Based on the 1907 novel, “Israel Rank: The Autobiography of a Criminal” (which was also the basis for the highly regarded Alex Guinness film, Kind Hearts and Coronets, from 1949), A Gentleman’s Guide to Love and Murder is one of the most entertaining shows to hit Broadway in the past decade.
The story of – you guessed it, love and murder – follows a lower class man named Montague Navarro (Blake Price), who discovers his royal lineage shortly after the passing of his mother. Family friend Miss Shingle (Kristen Antoinette Kane) tells him that he is, “the son of the daughter, of the grandson, of the nephew, of the second Earl of Highhurst.” Monty could very well be the next Earl, except for the fact that eight of the D’Ysquith family members (all played by the fantastic James Taylor Odom) stand in his way. After sending a letter to the family, and receiving a quick rejection, he comes up with a plan to kill off each relative who stands between him and his newly desired station.
The show, with book and lyrics by Robert L. Freedman, and music and lyrics by Steven Lutvak, is full of catchy and downright hilarious songs. Numbers like, “I Don’t Know What I’d Do,” “Better With a Man,” and “I Don’t Understand the Poor” have the audience roaring with laughter. And one of my personal favorites is “I’ve Decided to Marry You,” which was performed on the 2014 Tonys the year that Gentleman’s Guide took home three of the awards. You can watch the delightful performance below.
The nine members of the D’Ysquith family steal the show, played by only two actors in the show. Blake Price is charming as Monty, capturing the charisma needed to portray a character planning eight murders and that you want to root for. It doesn’t hurt that the other eight D’Ysquiths are played by the tremendously talented James Taylor Odom. The two of them are brilliant together on-stage, as Monty interacts with his newly found family tree. Odom has the challenge of playing: Asquith D’Ysquith, Sr. and Jr., Reverend Ezekial D’Ysquith, Henry D’Ysquith, Lady Hyacinth D’Ysquith, Major Bartholomew D’Ysquith, Lady Salome D’Ysquith Pumphrey, and finally Lord Adalbert D’Ysquith – Eighth Earl of Highhurst. Freedman has written a terrific group of characters, and Odom’s portrayal is nothing less than masterful.
Monty’s love interest early on in the show is Sibella Hallward, played by the delightful Colleen McLaughlin. Sibella treats Monty as more of a plaything than a lover, singing that she doesn’t know what she’d do without him – and preparing for a date with a rich suitor at the same time. Yet her character doesn’t know what she has until it is too late, eventually married while Monty climbs the ranks of the family business. As Monty’s Earldom comes into focus, Sibella starts giving him more and more attention – eventually becoming jealous of Phoebe D’Ysquith (Erin McIntyre). Both of these women have beautiful voices and a knack for comedic timing. As mentioned previously, their performance with Price is, for lack of a better term, to die for.

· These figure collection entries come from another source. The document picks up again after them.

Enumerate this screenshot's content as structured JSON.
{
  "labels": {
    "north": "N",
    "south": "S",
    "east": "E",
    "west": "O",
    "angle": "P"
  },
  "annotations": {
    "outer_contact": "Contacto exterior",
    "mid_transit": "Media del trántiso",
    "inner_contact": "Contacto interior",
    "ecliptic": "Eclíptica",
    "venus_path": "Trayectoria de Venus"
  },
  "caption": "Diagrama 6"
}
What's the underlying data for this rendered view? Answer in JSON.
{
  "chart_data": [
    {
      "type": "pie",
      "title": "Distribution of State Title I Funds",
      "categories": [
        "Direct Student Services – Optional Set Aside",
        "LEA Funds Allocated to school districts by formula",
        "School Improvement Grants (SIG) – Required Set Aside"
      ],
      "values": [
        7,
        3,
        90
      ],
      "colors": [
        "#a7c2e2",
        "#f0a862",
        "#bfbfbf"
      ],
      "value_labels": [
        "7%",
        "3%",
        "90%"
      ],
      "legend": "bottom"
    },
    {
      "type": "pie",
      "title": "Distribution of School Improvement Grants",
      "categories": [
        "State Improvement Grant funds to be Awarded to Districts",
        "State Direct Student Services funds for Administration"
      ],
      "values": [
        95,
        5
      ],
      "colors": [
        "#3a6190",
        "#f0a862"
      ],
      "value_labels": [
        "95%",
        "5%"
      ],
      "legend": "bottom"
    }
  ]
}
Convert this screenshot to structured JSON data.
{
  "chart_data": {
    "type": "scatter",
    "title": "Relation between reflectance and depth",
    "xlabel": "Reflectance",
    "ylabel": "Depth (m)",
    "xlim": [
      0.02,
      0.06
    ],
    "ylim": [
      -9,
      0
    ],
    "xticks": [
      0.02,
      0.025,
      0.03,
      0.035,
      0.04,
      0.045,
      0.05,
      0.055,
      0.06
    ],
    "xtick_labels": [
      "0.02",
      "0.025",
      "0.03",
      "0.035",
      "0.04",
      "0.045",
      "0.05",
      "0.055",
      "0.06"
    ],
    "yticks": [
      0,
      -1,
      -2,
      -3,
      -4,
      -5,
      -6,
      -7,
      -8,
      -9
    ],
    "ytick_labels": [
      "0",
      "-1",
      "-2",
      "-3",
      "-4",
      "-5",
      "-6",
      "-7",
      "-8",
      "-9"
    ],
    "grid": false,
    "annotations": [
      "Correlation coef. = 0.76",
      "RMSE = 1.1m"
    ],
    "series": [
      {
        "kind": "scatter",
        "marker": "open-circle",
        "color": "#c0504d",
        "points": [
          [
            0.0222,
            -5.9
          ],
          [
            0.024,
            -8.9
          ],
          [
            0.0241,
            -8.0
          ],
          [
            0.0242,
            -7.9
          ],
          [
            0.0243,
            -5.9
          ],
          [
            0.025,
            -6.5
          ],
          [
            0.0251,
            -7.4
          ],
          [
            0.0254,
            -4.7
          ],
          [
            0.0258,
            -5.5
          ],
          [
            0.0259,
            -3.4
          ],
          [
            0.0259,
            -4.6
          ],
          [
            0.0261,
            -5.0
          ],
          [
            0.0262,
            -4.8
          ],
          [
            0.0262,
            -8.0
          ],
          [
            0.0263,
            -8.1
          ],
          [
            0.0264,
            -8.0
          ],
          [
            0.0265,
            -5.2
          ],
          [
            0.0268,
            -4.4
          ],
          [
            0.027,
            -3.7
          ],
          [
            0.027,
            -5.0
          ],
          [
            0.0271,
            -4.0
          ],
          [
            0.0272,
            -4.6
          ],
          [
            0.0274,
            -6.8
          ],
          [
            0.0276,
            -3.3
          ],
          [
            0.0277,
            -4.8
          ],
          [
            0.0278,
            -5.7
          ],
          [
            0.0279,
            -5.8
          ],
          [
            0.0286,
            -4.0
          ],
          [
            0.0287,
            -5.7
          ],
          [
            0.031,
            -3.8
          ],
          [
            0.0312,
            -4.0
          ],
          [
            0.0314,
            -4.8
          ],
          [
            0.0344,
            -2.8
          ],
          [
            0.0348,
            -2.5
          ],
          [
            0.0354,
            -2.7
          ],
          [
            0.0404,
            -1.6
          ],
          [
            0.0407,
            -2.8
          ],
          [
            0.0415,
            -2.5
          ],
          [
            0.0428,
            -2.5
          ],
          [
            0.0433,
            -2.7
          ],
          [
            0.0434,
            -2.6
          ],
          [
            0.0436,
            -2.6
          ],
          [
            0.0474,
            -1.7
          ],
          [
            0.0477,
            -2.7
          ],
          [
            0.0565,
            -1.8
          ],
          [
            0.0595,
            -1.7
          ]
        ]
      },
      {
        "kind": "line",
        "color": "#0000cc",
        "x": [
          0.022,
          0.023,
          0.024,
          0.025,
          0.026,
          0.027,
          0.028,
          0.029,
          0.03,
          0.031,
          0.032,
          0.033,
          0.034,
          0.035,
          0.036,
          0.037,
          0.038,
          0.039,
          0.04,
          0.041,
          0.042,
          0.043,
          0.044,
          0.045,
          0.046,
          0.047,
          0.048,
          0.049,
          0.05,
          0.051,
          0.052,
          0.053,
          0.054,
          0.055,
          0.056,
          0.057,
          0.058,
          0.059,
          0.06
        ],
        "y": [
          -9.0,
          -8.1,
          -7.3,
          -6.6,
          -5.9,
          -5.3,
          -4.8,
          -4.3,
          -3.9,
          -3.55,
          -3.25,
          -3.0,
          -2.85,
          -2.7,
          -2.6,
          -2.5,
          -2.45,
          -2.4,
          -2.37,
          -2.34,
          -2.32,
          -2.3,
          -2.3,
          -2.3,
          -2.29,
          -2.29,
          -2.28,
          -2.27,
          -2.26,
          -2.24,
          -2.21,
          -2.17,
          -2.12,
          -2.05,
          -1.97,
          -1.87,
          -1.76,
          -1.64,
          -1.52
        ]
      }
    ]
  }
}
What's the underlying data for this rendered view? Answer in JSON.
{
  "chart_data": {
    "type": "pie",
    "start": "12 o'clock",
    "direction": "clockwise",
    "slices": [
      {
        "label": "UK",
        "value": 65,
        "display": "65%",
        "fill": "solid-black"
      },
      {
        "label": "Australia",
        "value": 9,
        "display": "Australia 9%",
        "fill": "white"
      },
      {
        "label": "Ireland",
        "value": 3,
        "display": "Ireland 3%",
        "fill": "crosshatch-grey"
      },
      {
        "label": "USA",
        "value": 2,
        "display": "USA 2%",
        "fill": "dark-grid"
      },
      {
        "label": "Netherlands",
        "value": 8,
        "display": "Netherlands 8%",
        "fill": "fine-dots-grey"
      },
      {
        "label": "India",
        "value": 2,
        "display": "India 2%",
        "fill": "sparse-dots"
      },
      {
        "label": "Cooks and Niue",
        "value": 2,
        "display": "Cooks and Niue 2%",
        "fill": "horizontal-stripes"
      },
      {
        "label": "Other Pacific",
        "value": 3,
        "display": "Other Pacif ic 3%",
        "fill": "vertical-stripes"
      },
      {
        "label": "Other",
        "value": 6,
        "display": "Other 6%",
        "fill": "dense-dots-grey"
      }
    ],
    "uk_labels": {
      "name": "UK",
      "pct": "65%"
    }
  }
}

The production makes great use of an intimate set, wonderfully designed and donning a video backdrop that is cleverly used as a character throughout the show. Darko Tresnjak was responsible for the original direction which won Gentleman’s Guide the Tony for Best Musical. On the tour, Peggy Hickey receives credit for both direction and choreography – which are wonderful. The show is extremely funny – but is also clearly taken seriously. And that is how the best comedy is created. Everything from the dance numbers to the fabulous costumes is well crafted, making for a highly entertaining evening.
A Gentleman’s Guide to Love and Murder has become one of my favorite comedies, and one that I look forward to seeing any time it comes to town. Don’t miss the chance to see this hilariously clever musical if you can. It’s one that you won’t soon forget.